Established as the Gamecock Guarantee, the program is the only need-based scholarship plan of its kind in South Carolina. Two classes have been admitted since fall 2008. The program guarantees students from the state's lowest-income families who meet the entrance requirements of the University will have their tuition and technology fees covered for four years of study.
"The Gamecock Guarantee is helping to remove the financial barriers that have kept many South Carolina students from being able to attend the University of South Carolina," said Scott Verzyl, assistant vice provost for enrollment management. "The program enables students to earn a high-quality education and a degree from the state's premiere research university regardless of their financial circumstance."
A total of 211 students have enrolled at Carolina because of Gamecock Guarantee, which places students in one of three programs to ensure their academic success and adjustment to college life. The programs include the Opportunity Scholars Program, Capstone Scholars Program, and the South Carolina Honors College.
Jordan Addison, a freshman and a graduate from Stratford High School in Goose Creek, said the Gamecock Guarantee has lifted financial burdens and allowed her to be a successful member of the campus community.
"When I think about the Gamecock Guarantee and the support that the Opportunity Scholars Program has provided for my first semester at USC, I feel blessed," Addison said. "I have been brought into a community of loving and caring professors, advisers, and fellow students. There is a sense of community and a common bond that have been created by all involved in this program. More than anything, I am thrilled that, because of this program, I do not have to add any financial or emotional burdens to my mother. I have not had to ask her once to help me out financially with anything regarding paying for school. It is such a relief to know that because of this program, I can continue my dream of being at the University of South Carolina and continue to make my mom proud by accomplishing all that she has ALWAYS told me that I could."

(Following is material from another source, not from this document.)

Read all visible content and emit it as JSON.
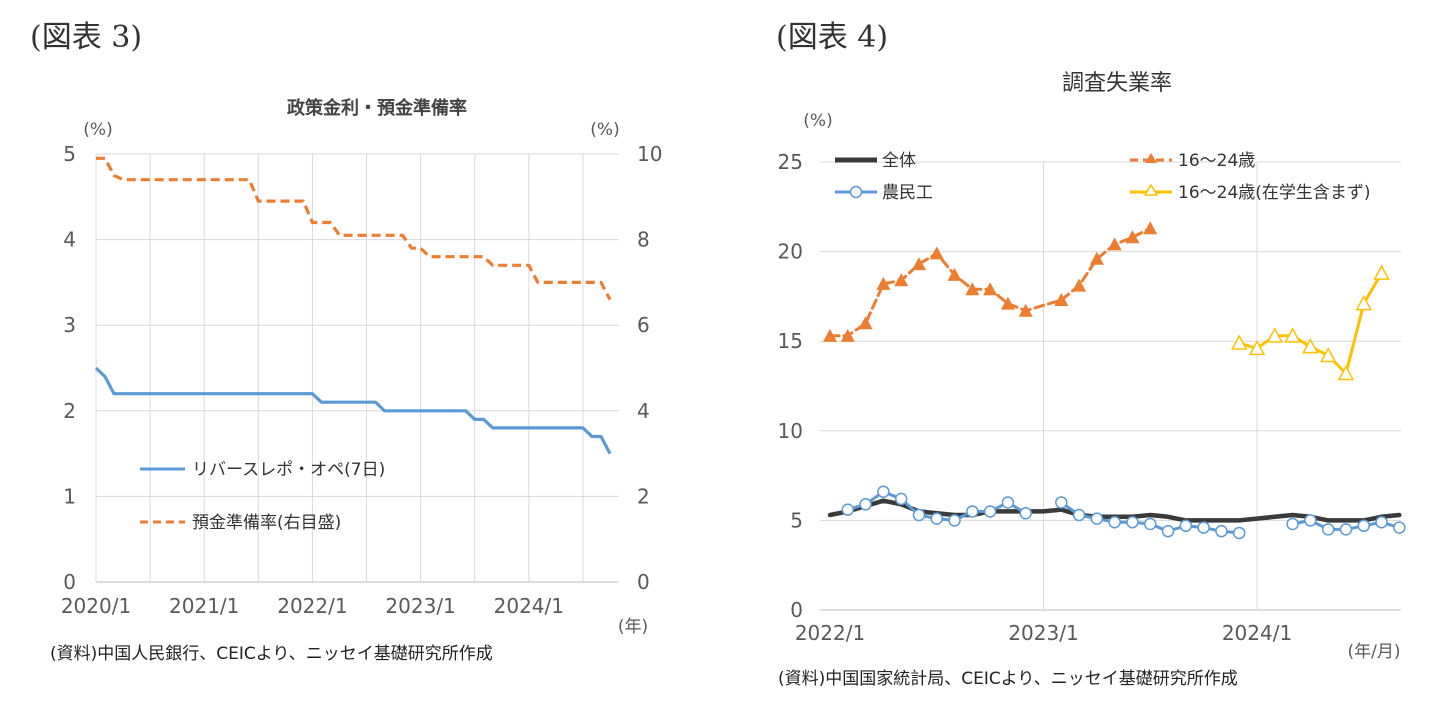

Addison wasted no time in becoming involved in campus life: she is a member of Freshman Council and a University Ambassador.

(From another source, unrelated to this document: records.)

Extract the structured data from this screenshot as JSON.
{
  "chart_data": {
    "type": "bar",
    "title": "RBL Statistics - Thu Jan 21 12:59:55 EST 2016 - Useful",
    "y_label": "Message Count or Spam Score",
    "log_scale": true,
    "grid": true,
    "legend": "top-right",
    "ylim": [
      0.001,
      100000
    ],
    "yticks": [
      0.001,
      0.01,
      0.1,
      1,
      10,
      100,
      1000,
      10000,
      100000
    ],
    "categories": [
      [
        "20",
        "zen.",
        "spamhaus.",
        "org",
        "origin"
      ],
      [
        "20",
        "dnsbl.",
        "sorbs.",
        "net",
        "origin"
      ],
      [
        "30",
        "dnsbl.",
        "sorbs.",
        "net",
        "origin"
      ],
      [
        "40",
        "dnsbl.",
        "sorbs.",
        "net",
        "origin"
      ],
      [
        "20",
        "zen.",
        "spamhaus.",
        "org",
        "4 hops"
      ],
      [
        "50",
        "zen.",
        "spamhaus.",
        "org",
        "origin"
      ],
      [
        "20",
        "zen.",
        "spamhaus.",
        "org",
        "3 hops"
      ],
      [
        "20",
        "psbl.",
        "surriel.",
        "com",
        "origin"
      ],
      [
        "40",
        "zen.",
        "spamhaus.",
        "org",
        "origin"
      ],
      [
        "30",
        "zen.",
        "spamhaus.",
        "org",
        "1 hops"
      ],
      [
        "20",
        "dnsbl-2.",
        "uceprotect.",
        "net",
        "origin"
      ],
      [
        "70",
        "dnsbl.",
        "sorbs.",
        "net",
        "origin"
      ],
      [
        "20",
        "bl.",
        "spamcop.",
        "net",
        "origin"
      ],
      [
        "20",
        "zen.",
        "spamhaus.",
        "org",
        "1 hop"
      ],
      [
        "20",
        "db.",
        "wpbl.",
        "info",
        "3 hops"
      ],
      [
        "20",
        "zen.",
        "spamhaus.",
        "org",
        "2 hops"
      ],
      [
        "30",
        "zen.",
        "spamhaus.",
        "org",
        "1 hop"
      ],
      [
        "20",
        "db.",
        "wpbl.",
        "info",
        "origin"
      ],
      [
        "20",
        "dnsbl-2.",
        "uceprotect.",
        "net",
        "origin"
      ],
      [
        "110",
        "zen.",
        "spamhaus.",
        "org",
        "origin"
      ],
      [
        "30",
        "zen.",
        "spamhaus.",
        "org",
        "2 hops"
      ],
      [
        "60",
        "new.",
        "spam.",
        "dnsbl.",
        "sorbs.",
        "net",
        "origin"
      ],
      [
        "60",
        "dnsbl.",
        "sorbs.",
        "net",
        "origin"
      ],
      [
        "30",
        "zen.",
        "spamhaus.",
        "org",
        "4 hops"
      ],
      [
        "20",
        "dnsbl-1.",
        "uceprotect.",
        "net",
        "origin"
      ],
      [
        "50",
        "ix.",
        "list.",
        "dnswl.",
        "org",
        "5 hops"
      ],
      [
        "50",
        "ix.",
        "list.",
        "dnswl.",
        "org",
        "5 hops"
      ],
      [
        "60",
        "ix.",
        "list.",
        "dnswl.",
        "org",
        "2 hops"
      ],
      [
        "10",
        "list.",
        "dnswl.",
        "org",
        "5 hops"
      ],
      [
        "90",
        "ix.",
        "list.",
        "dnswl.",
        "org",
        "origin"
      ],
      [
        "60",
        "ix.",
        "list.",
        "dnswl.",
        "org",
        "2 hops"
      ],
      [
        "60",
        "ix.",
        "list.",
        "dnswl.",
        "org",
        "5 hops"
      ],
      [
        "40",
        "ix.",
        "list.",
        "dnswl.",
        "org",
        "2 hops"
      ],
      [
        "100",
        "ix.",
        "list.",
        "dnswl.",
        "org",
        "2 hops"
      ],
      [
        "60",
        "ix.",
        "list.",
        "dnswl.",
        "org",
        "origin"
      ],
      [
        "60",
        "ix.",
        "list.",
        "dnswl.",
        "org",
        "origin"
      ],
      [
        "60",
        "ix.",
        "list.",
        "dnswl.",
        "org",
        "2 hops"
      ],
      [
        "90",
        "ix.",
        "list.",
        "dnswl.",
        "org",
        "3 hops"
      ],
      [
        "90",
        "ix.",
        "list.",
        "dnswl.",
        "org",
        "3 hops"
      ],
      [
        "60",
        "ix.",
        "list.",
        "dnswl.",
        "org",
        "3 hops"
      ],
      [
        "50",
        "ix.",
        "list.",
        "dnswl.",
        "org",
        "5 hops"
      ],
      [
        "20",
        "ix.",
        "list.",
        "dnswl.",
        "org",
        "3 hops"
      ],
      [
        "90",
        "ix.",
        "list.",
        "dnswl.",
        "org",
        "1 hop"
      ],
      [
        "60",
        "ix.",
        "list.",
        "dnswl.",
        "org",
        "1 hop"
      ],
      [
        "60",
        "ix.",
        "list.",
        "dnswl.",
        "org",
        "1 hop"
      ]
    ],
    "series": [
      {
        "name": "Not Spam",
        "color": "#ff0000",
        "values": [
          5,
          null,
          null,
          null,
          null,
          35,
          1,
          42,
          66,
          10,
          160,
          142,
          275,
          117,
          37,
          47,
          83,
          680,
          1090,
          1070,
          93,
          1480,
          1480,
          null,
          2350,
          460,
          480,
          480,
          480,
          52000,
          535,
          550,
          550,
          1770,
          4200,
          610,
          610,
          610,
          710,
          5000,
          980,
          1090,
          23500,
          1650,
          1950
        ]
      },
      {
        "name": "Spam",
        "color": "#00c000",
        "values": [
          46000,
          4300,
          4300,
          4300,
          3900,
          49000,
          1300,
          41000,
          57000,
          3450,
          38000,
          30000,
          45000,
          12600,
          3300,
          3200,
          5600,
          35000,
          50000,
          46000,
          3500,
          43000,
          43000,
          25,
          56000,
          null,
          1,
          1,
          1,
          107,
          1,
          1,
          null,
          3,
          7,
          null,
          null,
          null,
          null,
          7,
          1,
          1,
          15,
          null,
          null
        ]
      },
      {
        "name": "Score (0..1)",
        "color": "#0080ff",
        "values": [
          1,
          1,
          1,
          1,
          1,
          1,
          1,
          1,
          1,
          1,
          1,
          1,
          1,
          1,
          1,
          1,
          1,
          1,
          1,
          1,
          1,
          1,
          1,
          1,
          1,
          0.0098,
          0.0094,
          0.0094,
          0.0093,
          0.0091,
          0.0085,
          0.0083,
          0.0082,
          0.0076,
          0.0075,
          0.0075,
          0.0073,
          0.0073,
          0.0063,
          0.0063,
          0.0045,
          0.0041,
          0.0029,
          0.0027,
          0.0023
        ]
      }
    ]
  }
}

To be eligible for the Gamecock Guarantee, a student must be accepted to the University of South Carolina Columbia as a first-time, full-time freshman for fall semester, be a first-generation college student (neither parent earned a four-year degree), and qualify for a Pell Grant and complete a federal financial-aid form (FAFSA) with a family income no greater than 150 percent of federal poverty guidelines, or approximately $33,000 for a family of four.

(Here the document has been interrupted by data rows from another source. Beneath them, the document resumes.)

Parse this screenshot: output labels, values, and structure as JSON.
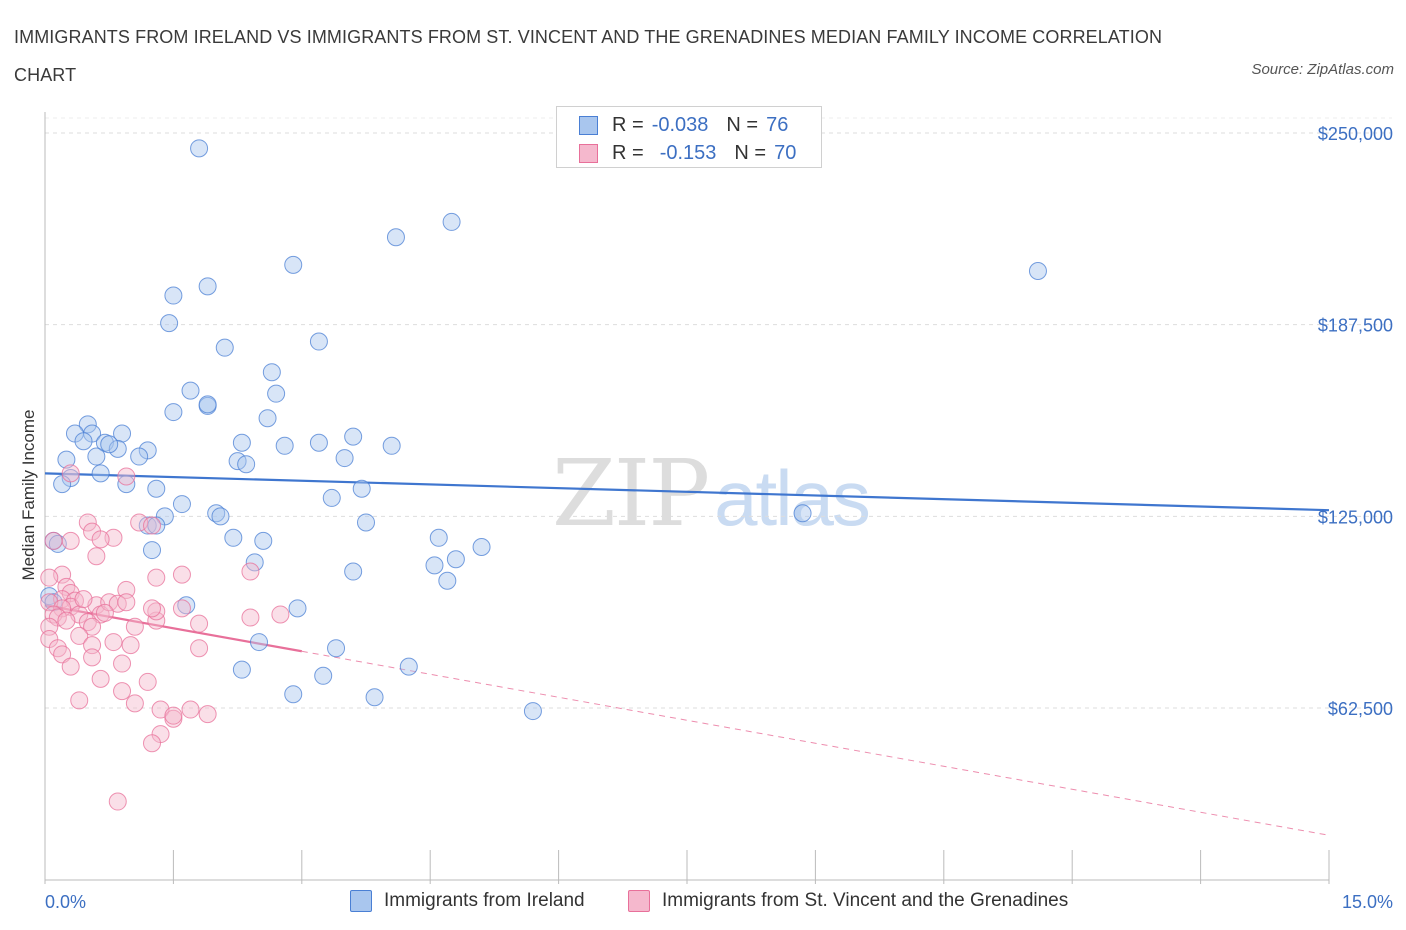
{
  "title": "IMMIGRANTS FROM IRELAND VS IMMIGRANTS FROM ST. VINCENT AND THE GRENADINES MEDIAN FAMILY INCOME CORRELATION CHART",
  "source": "Source: ZipAtlas.com",
  "watermark": {
    "zip": "ZIP",
    "atlas": "atlas"
  },
  "legend": {
    "series1": {
      "r_label": "R =",
      "r_value": "-0.038",
      "n_label": "N =",
      "n_value": "76"
    },
    "series2": {
      "r_label": "R =",
      "r_value": "-0.153",
      "n_label": "N =",
      "n_value": "70"
    }
  },
  "colors": {
    "blue": "#4a7fd4",
    "blue_fill": "#a9c6ee",
    "pink": "#e8709a",
    "pink_fill": "#f5b8cd",
    "grid": "#dddddd",
    "tick_label": "#3c6fc2"
  },
  "chart_data": {
    "type": "scatter",
    "title": "IMMIGRANTS FROM IRELAND VS IMMIGRANTS FROM ST. VINCENT AND THE GRENADINES MEDIAN FAMILY INCOME CORRELATION CHART",
    "xlabel": "",
    "ylabel": "Median Family Income",
    "xlim": [
      0,
      15
    ],
    "ylim": [
      0,
      265000
    ],
    "y_ticks": [
      62500,
      125000,
      187500,
      250000
    ],
    "y_tick_labels": [
      "$62,500",
      "$125,000",
      "$187,500",
      "$250,000"
    ],
    "x_tick_labels": [
      "0.0%",
      "15.0%"
    ],
    "series": [
      {
        "name": "Immigrants from Ireland",
        "color": "blue",
        "trend": {
          "x": [
            0,
            15
          ],
          "y": [
            139000,
            127000
          ],
          "style": "solid"
        },
        "points": [
          [
            1.8,
            245000
          ],
          [
            1.5,
            197000
          ],
          [
            1.9,
            200000
          ],
          [
            1.45,
            188000
          ],
          [
            2.1,
            180000
          ],
          [
            2.9,
            207000
          ],
          [
            4.1,
            216000
          ],
          [
            4.75,
            221000
          ],
          [
            11.6,
            205000
          ],
          [
            3.2,
            182000
          ],
          [
            2.65,
            172000
          ],
          [
            2.7,
            165000
          ],
          [
            1.7,
            166000
          ],
          [
            1.9,
            161000
          ],
          [
            1.5,
            159000
          ],
          [
            1.9,
            161500
          ],
          [
            2.6,
            157000
          ],
          [
            0.5,
            155000
          ],
          [
            0.35,
            152000
          ],
          [
            0.55,
            152000
          ],
          [
            0.9,
            152000
          ],
          [
            0.45,
            149500
          ],
          [
            0.7,
            149000
          ],
          [
            0.85,
            147000
          ],
          [
            0.75,
            148500
          ],
          [
            1.2,
            146500
          ],
          [
            1.1,
            144500
          ],
          [
            0.6,
            144500
          ],
          [
            0.25,
            143500
          ],
          [
            2.3,
            149000
          ],
          [
            2.8,
            148000
          ],
          [
            3.2,
            149000
          ],
          [
            3.6,
            151000
          ],
          [
            4.05,
            148000
          ],
          [
            3.5,
            144000
          ],
          [
            2.25,
            143000
          ],
          [
            2.35,
            142000
          ],
          [
            0.65,
            139000
          ],
          [
            0.3,
            137500
          ],
          [
            0.2,
            135500
          ],
          [
            0.95,
            135500
          ],
          [
            1.3,
            134000
          ],
          [
            3.7,
            134000
          ],
          [
            3.35,
            131000
          ],
          [
            1.6,
            129000
          ],
          [
            2.0,
            126000
          ],
          [
            2.05,
            125000
          ],
          [
            1.4,
            125000
          ],
          [
            1.2,
            122000
          ],
          [
            1.3,
            122000
          ],
          [
            3.75,
            123000
          ],
          [
            8.85,
            126000
          ],
          [
            2.2,
            118000
          ],
          [
            2.55,
            117000
          ],
          [
            1.25,
            114000
          ],
          [
            4.6,
            118000
          ],
          [
            5.1,
            115000
          ],
          [
            4.8,
            111000
          ],
          [
            4.55,
            109000
          ],
          [
            3.6,
            107000
          ],
          [
            4.7,
            104000
          ],
          [
            2.45,
            110000
          ],
          [
            0.1,
            117000
          ],
          [
            0.15,
            116000
          ],
          [
            0.05,
            99000
          ],
          [
            0.1,
            97000
          ],
          [
            1.65,
            96000
          ],
          [
            2.95,
            95000
          ],
          [
            2.5,
            84000
          ],
          [
            3.4,
            82000
          ],
          [
            4.25,
            76000
          ],
          [
            2.3,
            75000
          ],
          [
            3.25,
            73000
          ],
          [
            2.9,
            67000
          ],
          [
            3.85,
            66000
          ],
          [
            5.7,
            61500
          ]
        ]
      },
      {
        "name": "Immigrants from St. Vincent and the Grenadines",
        "color": "pink",
        "trend": {
          "x": [
            0,
            3
          ],
          "y": [
            96000,
            81000
          ],
          "style": "solid",
          "extension": {
            "x": [
              3,
              15
            ],
            "y": [
              81000,
              21000
            ],
            "style": "dashed"
          }
        },
        "points": [
          [
            0.3,
            139000
          ],
          [
            0.95,
            138000
          ],
          [
            1.1,
            123000
          ],
          [
            1.25,
            122000
          ],
          [
            0.5,
            123000
          ],
          [
            0.55,
            120000
          ],
          [
            0.8,
            118000
          ],
          [
            0.65,
            117500
          ],
          [
            0.3,
            117000
          ],
          [
            0.1,
            117000
          ],
          [
            0.6,
            112000
          ],
          [
            0.2,
            106000
          ],
          [
            0.05,
            105000
          ],
          [
            1.3,
            105000
          ],
          [
            1.6,
            106000
          ],
          [
            2.4,
            107000
          ],
          [
            0.25,
            102000
          ],
          [
            0.95,
            101000
          ],
          [
            0.3,
            100000
          ],
          [
            0.2,
            98000
          ],
          [
            0.35,
            97500
          ],
          [
            0.05,
            97000
          ],
          [
            0.6,
            96000
          ],
          [
            0.3,
            95500
          ],
          [
            0.2,
            95000
          ],
          [
            0.1,
            93000
          ],
          [
            0.4,
            93000
          ],
          [
            0.65,
            93000
          ],
          [
            0.15,
            92000
          ],
          [
            0.25,
            91000
          ],
          [
            0.5,
            90500
          ],
          [
            1.3,
            91000
          ],
          [
            0.05,
            89000
          ],
          [
            0.55,
            89000
          ],
          [
            0.75,
            97000
          ],
          [
            0.85,
            96500
          ],
          [
            0.95,
            97000
          ],
          [
            1.3,
            94000
          ],
          [
            0.7,
            93500
          ],
          [
            1.05,
            89000
          ],
          [
            1.6,
            95000
          ],
          [
            1.8,
            90000
          ],
          [
            2.4,
            92000
          ],
          [
            2.75,
            93000
          ],
          [
            0.05,
            85000
          ],
          [
            0.15,
            82000
          ],
          [
            0.4,
            86000
          ],
          [
            0.55,
            83000
          ],
          [
            0.8,
            84000
          ],
          [
            1.0,
            83000
          ],
          [
            0.2,
            80000
          ],
          [
            0.55,
            79000
          ],
          [
            0.9,
            77000
          ],
          [
            1.8,
            82000
          ],
          [
            0.3,
            76000
          ],
          [
            0.65,
            72000
          ],
          [
            1.2,
            71000
          ],
          [
            0.9,
            68000
          ],
          [
            0.4,
            65000
          ],
          [
            1.05,
            64000
          ],
          [
            1.35,
            62000
          ],
          [
            1.7,
            62000
          ],
          [
            1.9,
            60500
          ],
          [
            1.5,
            59000
          ],
          [
            1.35,
            54000
          ],
          [
            1.25,
            51000
          ],
          [
            0.85,
            32000
          ],
          [
            1.25,
            95000
          ],
          [
            0.45,
            98000
          ],
          [
            1.5,
            60000
          ]
        ]
      }
    ]
  },
  "bottom_legend": {
    "item1": "Immigrants from Ireland",
    "item2": "Immigrants from St. Vincent and the Grenadines"
  }
}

The amount of financial help that students receive through the Gamecock Guarantee, so that tuition and technology fees are covered, varies depending on other scholarships and grants each student may have earned. Regardless, all students receive a $2,500 award through the Gamecock Guarantee, which can be applied to expenses such as books or supplies if tuition and technology fee costs have been met by other scholarships and grants.
"Our goal is to limit or eliminate altogether educational debt for Gamecock Guarantee students and their families and create a college-going culture for all citizens of South Carolina," Verzyl said.
South Carolina Honors College student Chadwick Devlin, a sophomore from Pendleton, sees the Gamecock Guarantee as the foundation for his future success as a lawyer.
"Without the Gamecock Guarantee and the financial resources it provides, I would not be able to reach my greatest potential," said Devlin, a peer mentor who is majoring in criminology and criminal justice. "This program exemplifies how the University of South Carolina cares for the future. It is only moral that an individual should not be barred from higher education due to their financial circumstance."
Verzyl said the University wants to raise awareness of the Gamecock Guarantee and increase donor support for it.
"An educated citizenry is vital to the health and economic future of South Carolina," he said. "The Gamecock Guarantee is critical to making a quality education at the University of South Carolina available to the state's neediest students. Gamecock Guarantee was created with internal funding, but it is external funding from donors that will be the key to growing the program and helping more students."
To be eligible for the Gamecock Guarantee program in fall 2010, students must apply to the University of South Carolina by Dec. 1 and complete a federal financial aid form by Feb. 28.
To learn more about Gamecock Guarantee, go to www.sc.edu/guarantee or contact the Office of Undergraduate Admissions at 803-777-7700. To give financial support to Gamecock Guarantee, call the Office of Development at 803-777-4488.
"The University of South Carolina must be both accessible and affordable to meet the higher-education needs of South Carolina," Verzyl said. "The Gamecock Guarantee is the cornerstone for realizing that, and it is our promise of a brighter future for South Carolina's neediest students."